El primer desafío a la hegemonía fue política e ideológica. La segunda fue geopolítica y cultural. La tercera, que estamos viviendo en la actualidad, es de clara raigambre económico y comercial. El neoliberalismo –y su doctrina legitimadora, el Consenso de Washington—buscó expandir las capacidades de las empresas transnacionales con el objetivo de controlar los circuitos de provisión de materias primas y de sobreexplotación del trabajo: se desterritorializó para controlar el valor internacional de la mano de obra y al mismo tiempo motorizó las migraciones (por ejemplo de mexicanos y centroamericanos al norte del Río Bravo).
La paradoja de del neoliberalismo es que fue aprovechado por la lógica financiera y también por países ubicados al oeste del Pacífico, sobre todo China. En sólo 4 décadas el centro del comercio mundial se transformó y las ventajas tecnológicas otrora lideradas por Washington empezaron a difuminarse, obligando a muchos países a diversificar sus acuerdos comerciales, aceptando fuentes de inversión antes impensadas.

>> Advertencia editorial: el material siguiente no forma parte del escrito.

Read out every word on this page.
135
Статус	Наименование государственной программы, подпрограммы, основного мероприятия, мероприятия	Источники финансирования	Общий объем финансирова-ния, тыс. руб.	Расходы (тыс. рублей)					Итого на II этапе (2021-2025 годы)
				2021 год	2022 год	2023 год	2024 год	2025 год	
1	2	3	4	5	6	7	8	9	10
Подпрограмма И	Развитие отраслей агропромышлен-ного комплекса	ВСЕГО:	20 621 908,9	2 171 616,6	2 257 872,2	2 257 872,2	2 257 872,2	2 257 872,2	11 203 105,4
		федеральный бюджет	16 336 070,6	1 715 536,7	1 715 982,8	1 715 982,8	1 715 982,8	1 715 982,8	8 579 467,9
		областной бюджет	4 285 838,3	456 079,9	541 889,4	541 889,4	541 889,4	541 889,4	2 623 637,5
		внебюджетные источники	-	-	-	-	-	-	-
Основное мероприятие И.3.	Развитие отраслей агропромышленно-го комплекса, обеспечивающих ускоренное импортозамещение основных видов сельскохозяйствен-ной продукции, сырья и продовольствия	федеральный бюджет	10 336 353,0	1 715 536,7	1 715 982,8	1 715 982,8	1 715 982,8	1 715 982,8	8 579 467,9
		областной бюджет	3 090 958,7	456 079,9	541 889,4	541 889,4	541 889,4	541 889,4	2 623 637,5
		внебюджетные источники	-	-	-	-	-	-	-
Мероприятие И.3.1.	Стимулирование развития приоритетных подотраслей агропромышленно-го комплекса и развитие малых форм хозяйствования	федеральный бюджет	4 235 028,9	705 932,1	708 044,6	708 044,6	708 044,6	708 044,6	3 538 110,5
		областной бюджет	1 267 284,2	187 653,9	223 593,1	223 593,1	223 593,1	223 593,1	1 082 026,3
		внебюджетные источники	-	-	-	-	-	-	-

De los tres momentos de crisis hegemónica, nunca antes Estados Unidos s mostró tan aislado y ajeno a sus socios atlánticos. El supremacismo anglosajón siempre fue la argamasa de sustentación que hoy aparece como inconexa y frágil. La OTAN muestra su debilidad estratégica mientras que los abroquelamiento proteccionistas ponen en evidencia un nuevo formato de globalización más larvado, caracterizado por interconexiones múltiples y pragmáticas, menos ideológicas y estructúrales.
En ese marco, América Latina se ve presionado en forma simultánea por dos tensiones de
distinto signo: las postuladas por el Departamento de Estado, cuyos funcionarios se niegan a
aceptar la multilateralidad creciente, y las que provienen de un nuevo formato de globalización caracterizado por integraciones regionales polifuncionales capaces de no imponer sistemas políticos tal cual pretende Washington.
Paradójicamente, la Patria Grande cuenta hoy con espacios de autonomía potencial con las que no contaba medio siglo atrás. La integración regional y la articulación no jerarquizada con diferentes bloques (no excluyentes) se advierte como una ventana de oportunidad capaz de superar el pretendido tutelaje que la doctrina Monroe predispone para nuestro continente.